The runner-up finish still meant a trip to the Fall Round of 32, but now the match was 10 hours away in Pennsylvania (Cincinnati received a bye through the first round). During training, the team focused on its defense – spreading the coverage, reacting quickly to turnovers and changes of field, applying relentless pressure in and around the rucks. Off the field, it scrambled to get its finances and personnel in order.
“We try to make something positive every time we lose,” Basham described the effect of the Cincinnati game. “This wasn’t what we wanted – finishing second – but at the same time, we get to go to nationals. So we train hard, because we don’t know what’s going to happen next. When we play teams with no [shared] history, we just go with it and have no expectations of how the game is supposed to go.”

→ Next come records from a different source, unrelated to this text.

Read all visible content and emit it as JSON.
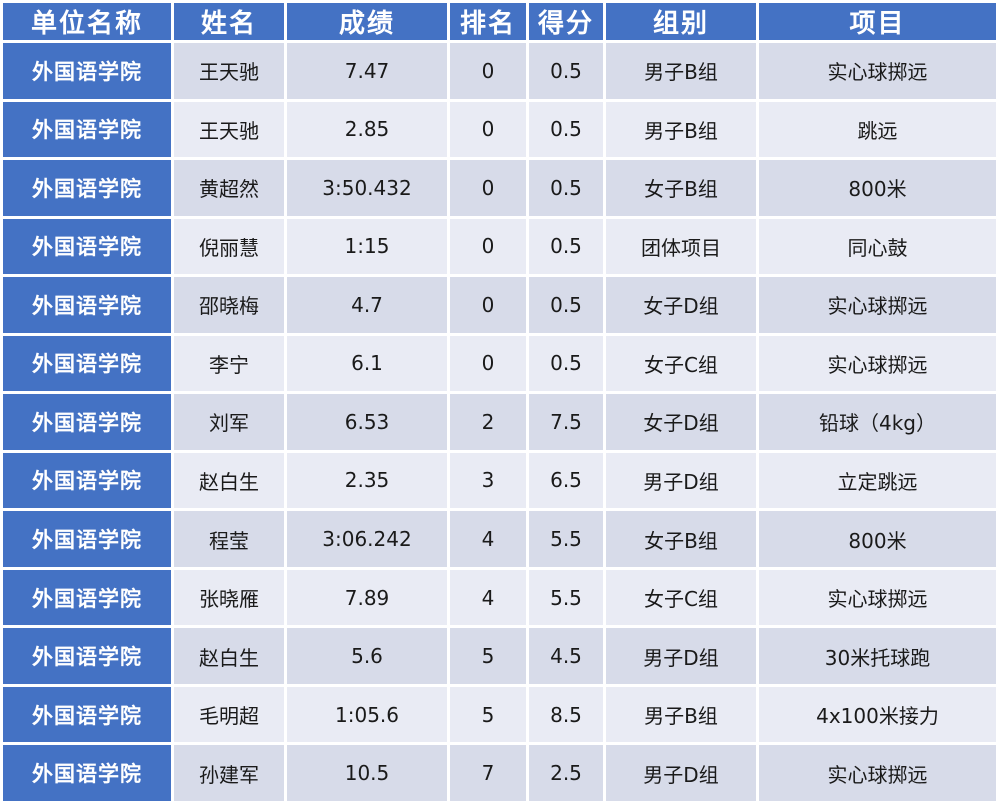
{
  "table": {
    "columns": [
      {
        "key": "unit",
        "label": "单位名称"
      },
      {
        "key": "name",
        "label": "姓名"
      },
      {
        "key": "score",
        "label": "成绩"
      },
      {
        "key": "rank",
        "label": "排名"
      },
      {
        "key": "points",
        "label": "得分"
      },
      {
        "key": "group",
        "label": "组别"
      },
      {
        "key": "event",
        "label": "项目"
      }
    ],
    "rows": [
      [
        "外国语学院",
        "王天驰",
        "7.47",
        "0",
        "0.5",
        "男子B组",
        "实心球掷远"
      ],
      [
        "外国语学院",
        "王天驰",
        "2.85",
        "0",
        "0.5",
        "男子B组",
        "跳远"
      ],
      [
        "外国语学院",
        "黄超然",
        "3:50.432",
        "0",
        "0.5",
        "女子B组",
        "800米"
      ],
      [
        "外国语学院",
        "倪丽慧",
        "1:15",
        "0",
        "0.5",
        "团体项目",
        "同心鼓"
      ],
      [
        "外国语学院",
        "邵晓梅",
        "4.7",
        "0",
        "0.5",
        "女子D组",
        "实心球掷远"
      ],
      [
        "外国语学院",
        "李宁",
        "6.1",
        "0",
        "0.5",
        "女子C组",
        "实心球掷远"
      ],
      [
        "外国语学院",
        "刘军",
        "6.53",
        "2",
        "7.5",
        "女子D组",
        "铅球（4kg）"
      ],
      [
        "外国语学院",
        "赵白生",
        "2.35",
        "3",
        "6.5",
        "男子D组",
        "立定跳远"
      ],
      [
        "外国语学院",
        "程莹",
        "3:06.242",
        "4",
        "5.5",
        "女子B组",
        "800米"
      ],
      [
        "外国语学院",
        "张晓雁",
        "7.89",
        "4",
        "5.5",
        "女子C组",
        "实心球掷远"
      ],
      [
        "外国语学院",
        "赵白生",
        "5.6",
        "5",
        "4.5",
        "男子D组",
        "30米托球跑"
      ],
      [
        "外国语学院",
        "毛明超",
        "1:05.6",
        "5",
        "8.5",
        "男子B组",
        "4x100米接力"
      ],
      [
        "外国语学院",
        "孙建军",
        "10.5",
        "7",
        "2.5",
        "男子D组",
        "实心球掷远"
      ]
    ]
  },
  "colors": {
    "header_bg": "#4472C4",
    "unit_column_bg": "#4472C4",
    "row_odd_bg": "#D7DBE9",
    "row_even_bg": "#E9EBF4",
    "header_text": "#FFFFFF",
    "cell_text": "#1A1A1A",
    "gridline": "#FFFFFF"
  }
}
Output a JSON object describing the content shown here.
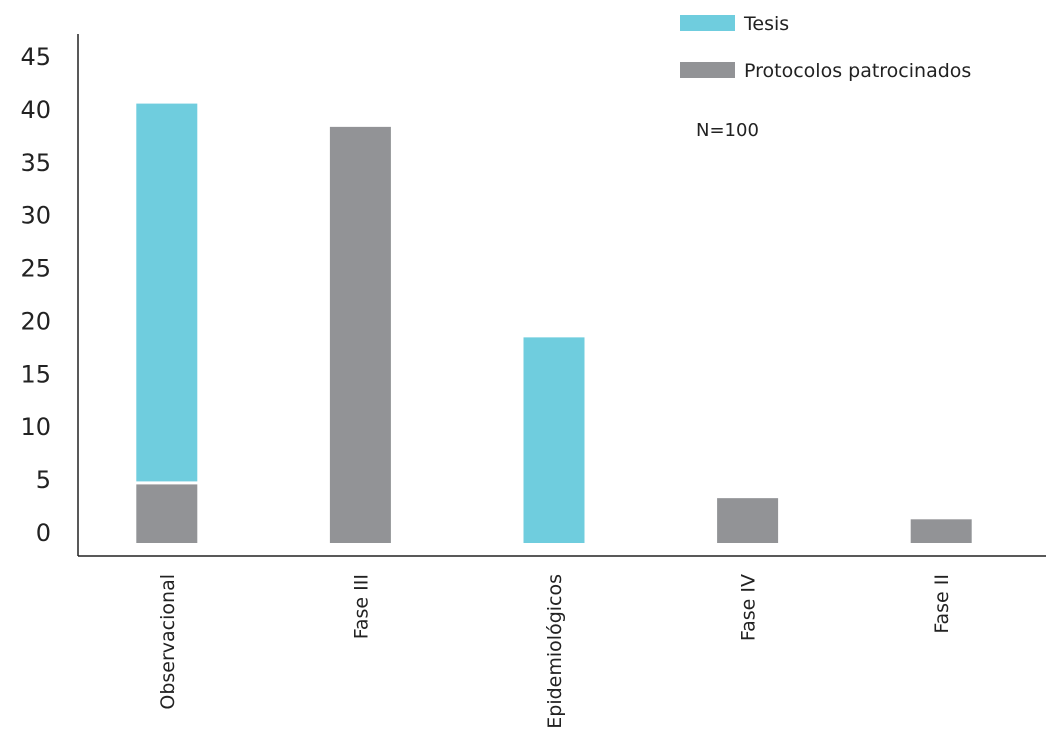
{
  "colors": {
    "tesis": "#6fcdde",
    "protocolos": "#929396",
    "axis": "#222222"
  },
  "legend": {
    "tesis_label": "Tesis",
    "protocolos_label": "Protocolos patrocinados"
  },
  "annotation": "N=100",
  "chart_data": {
    "type": "bar",
    "stacked": true,
    "title": "",
    "xlabel": "",
    "ylabel": "",
    "ylim": [
      0,
      45
    ],
    "yticks": [
      0,
      5,
      10,
      15,
      20,
      25,
      30,
      35,
      40,
      45
    ],
    "categories": [
      "Observacional",
      "Fase III",
      "Epidemiológicos",
      "Fase IV",
      "Fase II"
    ],
    "series": [
      {
        "name": "Protocolos patrocinados",
        "color_key": "protocolos",
        "values": [
          4.5,
          38.3,
          0,
          3.2,
          1.2
        ]
      },
      {
        "name": "Tesis",
        "color_key": "tesis",
        "values": [
          36,
          0,
          18.4,
          0,
          0
        ]
      }
    ],
    "legend_position": "top-right",
    "grid": false,
    "annotations": [
      "N=100"
    ]
  }
}
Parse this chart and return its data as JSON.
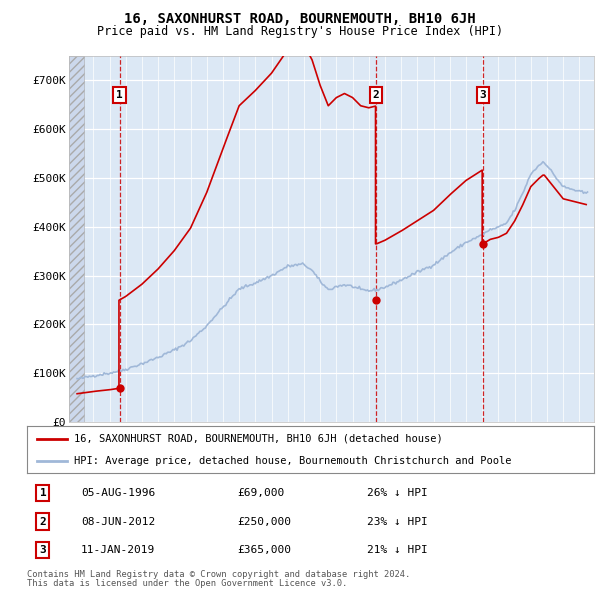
{
  "title": "16, SAXONHURST ROAD, BOURNEMOUTH, BH10 6JH",
  "subtitle": "Price paid vs. HM Land Registry's House Price Index (HPI)",
  "sales": [
    {
      "date_num": 1996.62,
      "price": 69000,
      "label": "1"
    },
    {
      "date_num": 2012.44,
      "price": 250000,
      "label": "2"
    },
    {
      "date_num": 2019.04,
      "price": 365000,
      "label": "3"
    }
  ],
  "sale_dates_str": [
    "05-AUG-1996",
    "08-JUN-2012",
    "11-JAN-2019"
  ],
  "sale_prices_str": [
    "£69,000",
    "£250,000",
    "£365,000"
  ],
  "sale_pct_str": [
    "26% ↓ HPI",
    "23% ↓ HPI",
    "21% ↓ HPI"
  ],
  "hpi_color": "#a0b8d8",
  "sale_color": "#cc0000",
  "legend_sale_label": "16, SAXONHURST ROAD, BOURNEMOUTH, BH10 6JH (detached house)",
  "legend_hpi_label": "HPI: Average price, detached house, Bournemouth Christchurch and Poole",
  "footnote1": "Contains HM Land Registry data © Crown copyright and database right 2024.",
  "footnote2": "This data is licensed under the Open Government Licence v3.0.",
  "ylim": [
    0,
    750000
  ],
  "yticks": [
    0,
    100000,
    200000,
    300000,
    400000,
    500000,
    600000,
    700000
  ],
  "ytick_labels": [
    "£0",
    "£100K",
    "£200K",
    "£300K",
    "£400K",
    "£500K",
    "£600K",
    "£700K"
  ],
  "xlim_start": 1993.5,
  "xlim_end": 2025.9,
  "hatch_end": 1994.42,
  "plot_bg_color": "#dce8f5"
}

Eastern Kentucky’s defensive pressure was a difference-maker. The visitors took a 26-14 halftime lead and put its final try on the board 15 minutes into the second half. Johnson and Basham scored two tries apiece, and prop Gabby Gude added the fifth. Basham also slotted the conversions. Kutztown surged in the final 15 minutes of the match, and Eastern Kentucky was fortunate that the final conversion failed in the 33-31 win.
The team was elation. A long trip, low numbers, higher-ranked opponent, and Eastern Kentucky won. It’s the latest triumph for a student-led team that is now heading to the Fall Round of 16 against Rugby Northeast champion St. Michael’s. The team’s holding on to that “nothing to lose” mindset and placing its faith in the rising newcomers filling absent and injured veterans’ roles. Basham’s excited, and regardless of the outcome this weekend, also proud.